I tried to explain that it was hard to know who would have blue or brown eyes and that I didn’t know how one person had blue and the other brown. She politely told me that Allah determined who had blue eyes. Never in my 65 years had anyone referred to Allah in a conversation with me and yet here was this delightful five year old making a very obvious conclusion. She also informed me that Allah was God to people who are Muslim. “I know,” I said feeling a bit inadequate.
The girl and my granddaughter were playing when the girl said to her, “You are a white person and I am a brown person. There are white and brown and other color people in the world, did you know that?” What could I say? I knew that too but not quite in such a simple and open manner.
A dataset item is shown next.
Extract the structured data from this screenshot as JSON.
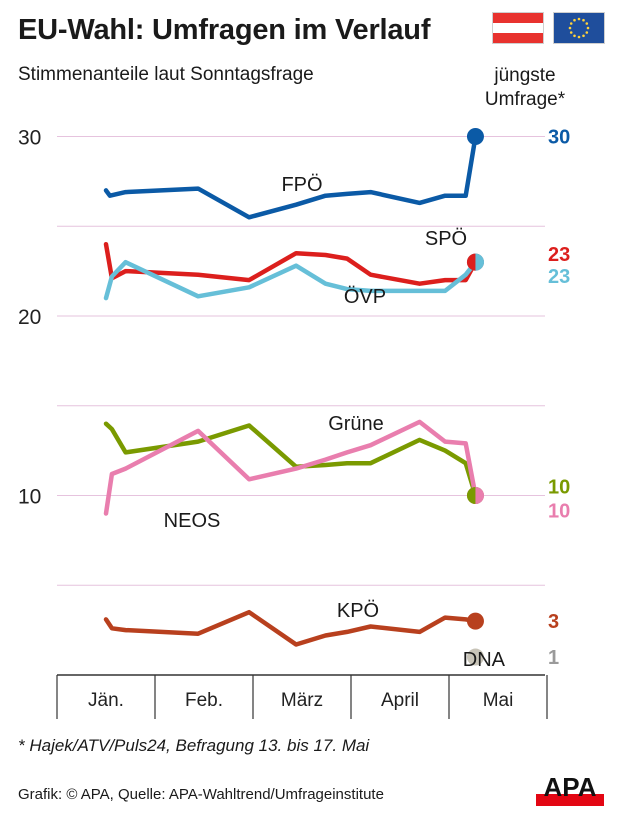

As she stared at me with my grey beard, bald head and considerable wrinkles she asked, “Are you her daddy or grandfather?” I was pleased that the inquiry was even necessary but I admitted that I was her grandfather. “I thought so, my grandfather is dead,” she said. “Mine too I admitted.” “I bet they are friends in heaven,” she said. “I bet they are too.”
Those fifteen minutes with a five year old whose parents were from Bangladesh (she made it very clear to me that she was born in America and she only spoke a few words in Bangladeshi) made quite an impression.
It is all so simple, she addressed and resolved some of the world’s biggest problems with innocence and she gave me a new outlook on life. Let’s hope I don’t forget the lesson. It is too bad children don’t run the world.